Joey gulped, and nodded.
“I know some Pells at Tuxedo Park,” she said. “Are you one of them?”
“No’m,” said Joey.
“Shall we dance?”
He was too overwhelmed by this entirely novel experience to refuse. She towed and hauled and steered him about the crowded room, while the phonograph did its best with “Over There.”
“I think,” she said, “it’s just wonderful of you boys to do what you are doing.” Joey flushed. “I wish,” she said wistfully, “that I were a man. I’d be in the cavalry. Don’t you just adore horses, Mr. Pell?”
Joey licked dry lips and nodded. He hated horses, as a matter of fact; but she had called him Mister, and that was another new and stimulating experience.
Other girls danced with Joey Pell that day. They told him, every one of them, how brave a thing he was doing. He drank a great deal of not very sweet lemonade, and only when the Home Trench closed for the day, at six o’clock, did he leave.
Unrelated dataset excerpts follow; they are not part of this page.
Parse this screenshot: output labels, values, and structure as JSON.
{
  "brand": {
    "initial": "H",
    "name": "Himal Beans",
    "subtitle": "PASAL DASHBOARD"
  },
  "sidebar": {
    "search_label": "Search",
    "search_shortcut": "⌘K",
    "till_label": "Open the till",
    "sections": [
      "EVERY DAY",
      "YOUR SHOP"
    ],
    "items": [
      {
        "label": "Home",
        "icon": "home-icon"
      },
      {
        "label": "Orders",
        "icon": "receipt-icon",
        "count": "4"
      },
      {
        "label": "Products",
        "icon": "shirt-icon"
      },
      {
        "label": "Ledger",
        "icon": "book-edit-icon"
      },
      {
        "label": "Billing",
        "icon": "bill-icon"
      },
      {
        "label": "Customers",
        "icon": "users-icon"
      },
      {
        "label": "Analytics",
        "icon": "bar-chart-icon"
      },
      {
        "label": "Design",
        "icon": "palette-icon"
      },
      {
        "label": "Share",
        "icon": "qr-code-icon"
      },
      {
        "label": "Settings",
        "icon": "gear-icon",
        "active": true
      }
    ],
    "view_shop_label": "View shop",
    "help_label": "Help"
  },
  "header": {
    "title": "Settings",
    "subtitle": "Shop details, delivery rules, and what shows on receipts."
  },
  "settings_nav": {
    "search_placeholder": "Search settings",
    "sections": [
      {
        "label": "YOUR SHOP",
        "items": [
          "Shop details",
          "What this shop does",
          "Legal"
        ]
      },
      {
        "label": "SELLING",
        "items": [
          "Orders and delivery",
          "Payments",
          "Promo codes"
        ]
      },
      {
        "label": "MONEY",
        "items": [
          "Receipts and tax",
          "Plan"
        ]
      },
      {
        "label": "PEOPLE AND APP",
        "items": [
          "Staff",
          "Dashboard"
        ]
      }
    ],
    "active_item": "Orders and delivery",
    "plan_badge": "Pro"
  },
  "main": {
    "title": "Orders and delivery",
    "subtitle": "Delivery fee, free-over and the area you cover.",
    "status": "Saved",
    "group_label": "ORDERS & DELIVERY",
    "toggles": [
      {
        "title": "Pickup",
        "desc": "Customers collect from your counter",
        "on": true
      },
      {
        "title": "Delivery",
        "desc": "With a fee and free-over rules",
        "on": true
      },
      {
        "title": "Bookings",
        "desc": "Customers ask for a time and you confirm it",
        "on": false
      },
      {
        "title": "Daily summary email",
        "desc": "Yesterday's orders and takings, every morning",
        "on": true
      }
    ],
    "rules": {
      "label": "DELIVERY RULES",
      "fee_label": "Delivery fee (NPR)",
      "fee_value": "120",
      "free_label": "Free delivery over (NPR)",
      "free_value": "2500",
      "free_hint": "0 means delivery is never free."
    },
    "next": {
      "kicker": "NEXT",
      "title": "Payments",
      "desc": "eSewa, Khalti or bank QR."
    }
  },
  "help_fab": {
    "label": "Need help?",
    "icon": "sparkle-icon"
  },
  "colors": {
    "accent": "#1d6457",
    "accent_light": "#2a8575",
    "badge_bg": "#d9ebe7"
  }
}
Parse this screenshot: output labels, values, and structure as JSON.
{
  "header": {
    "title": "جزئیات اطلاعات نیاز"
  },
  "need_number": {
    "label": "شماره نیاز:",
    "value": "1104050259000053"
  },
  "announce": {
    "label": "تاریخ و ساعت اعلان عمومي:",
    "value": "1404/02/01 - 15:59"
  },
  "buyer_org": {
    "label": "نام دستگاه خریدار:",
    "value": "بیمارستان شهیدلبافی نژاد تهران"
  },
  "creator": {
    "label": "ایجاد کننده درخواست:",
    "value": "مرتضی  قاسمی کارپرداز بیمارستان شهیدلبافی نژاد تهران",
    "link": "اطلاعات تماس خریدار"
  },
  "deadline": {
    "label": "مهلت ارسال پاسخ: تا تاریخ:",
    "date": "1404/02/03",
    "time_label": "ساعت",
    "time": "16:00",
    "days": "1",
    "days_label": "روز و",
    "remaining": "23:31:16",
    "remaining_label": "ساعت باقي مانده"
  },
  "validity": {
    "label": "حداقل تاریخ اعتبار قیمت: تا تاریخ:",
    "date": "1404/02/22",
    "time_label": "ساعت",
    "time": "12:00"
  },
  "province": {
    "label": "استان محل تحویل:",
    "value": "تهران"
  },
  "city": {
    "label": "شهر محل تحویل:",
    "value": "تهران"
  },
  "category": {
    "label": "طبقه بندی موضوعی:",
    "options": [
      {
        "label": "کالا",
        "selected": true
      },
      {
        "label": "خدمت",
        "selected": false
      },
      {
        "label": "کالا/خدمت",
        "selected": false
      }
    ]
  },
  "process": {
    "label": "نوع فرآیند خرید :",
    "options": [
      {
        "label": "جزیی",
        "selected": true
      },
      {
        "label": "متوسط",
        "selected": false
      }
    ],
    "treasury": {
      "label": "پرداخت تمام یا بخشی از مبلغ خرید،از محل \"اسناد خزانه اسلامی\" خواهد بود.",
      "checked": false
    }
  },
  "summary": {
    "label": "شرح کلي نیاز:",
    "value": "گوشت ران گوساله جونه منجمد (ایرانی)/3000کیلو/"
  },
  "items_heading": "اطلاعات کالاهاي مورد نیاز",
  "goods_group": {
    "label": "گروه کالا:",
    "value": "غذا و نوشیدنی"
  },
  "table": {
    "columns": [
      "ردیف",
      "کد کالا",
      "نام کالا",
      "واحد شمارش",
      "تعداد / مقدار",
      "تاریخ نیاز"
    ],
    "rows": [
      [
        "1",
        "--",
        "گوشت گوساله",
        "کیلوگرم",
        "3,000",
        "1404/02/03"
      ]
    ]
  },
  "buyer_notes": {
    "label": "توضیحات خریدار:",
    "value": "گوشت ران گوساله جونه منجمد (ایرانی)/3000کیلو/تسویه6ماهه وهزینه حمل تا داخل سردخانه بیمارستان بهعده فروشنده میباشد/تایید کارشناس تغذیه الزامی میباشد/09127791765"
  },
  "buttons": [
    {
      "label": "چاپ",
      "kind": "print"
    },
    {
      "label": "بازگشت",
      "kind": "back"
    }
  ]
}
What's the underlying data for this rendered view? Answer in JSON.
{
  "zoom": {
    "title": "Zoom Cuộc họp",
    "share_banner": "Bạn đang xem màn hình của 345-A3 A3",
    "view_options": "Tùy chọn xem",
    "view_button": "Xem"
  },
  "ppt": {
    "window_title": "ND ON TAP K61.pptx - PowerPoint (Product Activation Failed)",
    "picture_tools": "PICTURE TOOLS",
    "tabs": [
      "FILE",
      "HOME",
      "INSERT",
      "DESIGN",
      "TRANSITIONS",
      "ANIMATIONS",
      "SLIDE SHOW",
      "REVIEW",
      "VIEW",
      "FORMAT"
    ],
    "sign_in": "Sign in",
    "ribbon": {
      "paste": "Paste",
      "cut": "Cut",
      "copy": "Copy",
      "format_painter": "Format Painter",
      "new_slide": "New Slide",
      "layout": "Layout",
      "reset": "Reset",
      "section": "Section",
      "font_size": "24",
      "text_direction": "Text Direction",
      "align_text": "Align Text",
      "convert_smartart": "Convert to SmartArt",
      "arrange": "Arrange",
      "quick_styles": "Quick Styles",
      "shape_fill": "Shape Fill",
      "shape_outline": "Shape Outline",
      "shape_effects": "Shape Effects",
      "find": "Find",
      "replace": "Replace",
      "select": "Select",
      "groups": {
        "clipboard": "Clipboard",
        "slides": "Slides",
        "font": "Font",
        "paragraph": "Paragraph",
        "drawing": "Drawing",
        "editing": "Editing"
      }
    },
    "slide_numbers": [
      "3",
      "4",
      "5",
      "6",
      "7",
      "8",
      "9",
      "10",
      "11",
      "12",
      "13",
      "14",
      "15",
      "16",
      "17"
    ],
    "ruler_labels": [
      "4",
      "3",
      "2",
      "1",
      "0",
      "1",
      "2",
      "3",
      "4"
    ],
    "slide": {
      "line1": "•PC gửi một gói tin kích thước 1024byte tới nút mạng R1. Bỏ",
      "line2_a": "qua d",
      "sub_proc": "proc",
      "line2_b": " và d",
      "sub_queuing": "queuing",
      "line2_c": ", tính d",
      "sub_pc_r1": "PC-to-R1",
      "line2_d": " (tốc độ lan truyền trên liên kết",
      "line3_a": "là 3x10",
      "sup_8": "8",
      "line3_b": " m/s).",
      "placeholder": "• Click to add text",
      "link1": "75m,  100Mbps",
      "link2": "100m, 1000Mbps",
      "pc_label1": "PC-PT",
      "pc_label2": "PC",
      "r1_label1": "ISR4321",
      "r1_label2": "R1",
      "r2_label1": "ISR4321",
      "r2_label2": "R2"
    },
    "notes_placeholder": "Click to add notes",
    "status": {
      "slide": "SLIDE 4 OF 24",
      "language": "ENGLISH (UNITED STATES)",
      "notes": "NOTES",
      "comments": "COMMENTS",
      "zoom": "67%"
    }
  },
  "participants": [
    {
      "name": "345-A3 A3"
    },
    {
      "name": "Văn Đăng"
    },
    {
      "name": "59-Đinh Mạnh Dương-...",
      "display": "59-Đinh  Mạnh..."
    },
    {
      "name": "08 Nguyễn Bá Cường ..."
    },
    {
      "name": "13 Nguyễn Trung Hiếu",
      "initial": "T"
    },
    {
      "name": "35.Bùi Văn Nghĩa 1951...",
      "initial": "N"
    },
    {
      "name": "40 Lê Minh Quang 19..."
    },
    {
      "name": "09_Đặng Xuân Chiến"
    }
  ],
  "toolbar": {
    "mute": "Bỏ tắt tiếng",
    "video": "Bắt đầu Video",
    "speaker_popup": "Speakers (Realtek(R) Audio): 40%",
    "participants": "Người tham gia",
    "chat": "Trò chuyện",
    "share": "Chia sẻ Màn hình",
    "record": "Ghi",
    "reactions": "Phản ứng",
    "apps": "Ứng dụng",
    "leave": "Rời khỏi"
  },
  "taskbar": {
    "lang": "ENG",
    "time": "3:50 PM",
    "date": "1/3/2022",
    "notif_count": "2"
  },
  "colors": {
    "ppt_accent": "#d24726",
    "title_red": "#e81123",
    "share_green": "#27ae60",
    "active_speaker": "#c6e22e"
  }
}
He was almost as much intoxicated as if the lemonade had been champagne, as he strode up the avenue, chin out, eyes narrowed sternly.
He wished earnestly that he might meet one of the enemy face to face at that moment. He felt capable of laying him low, barehanded. He saluted all officers with a sharp precise salute; he even saluted a passing letter carrier. His heart beat with unwonted vigor; he was a soldier; a somebody.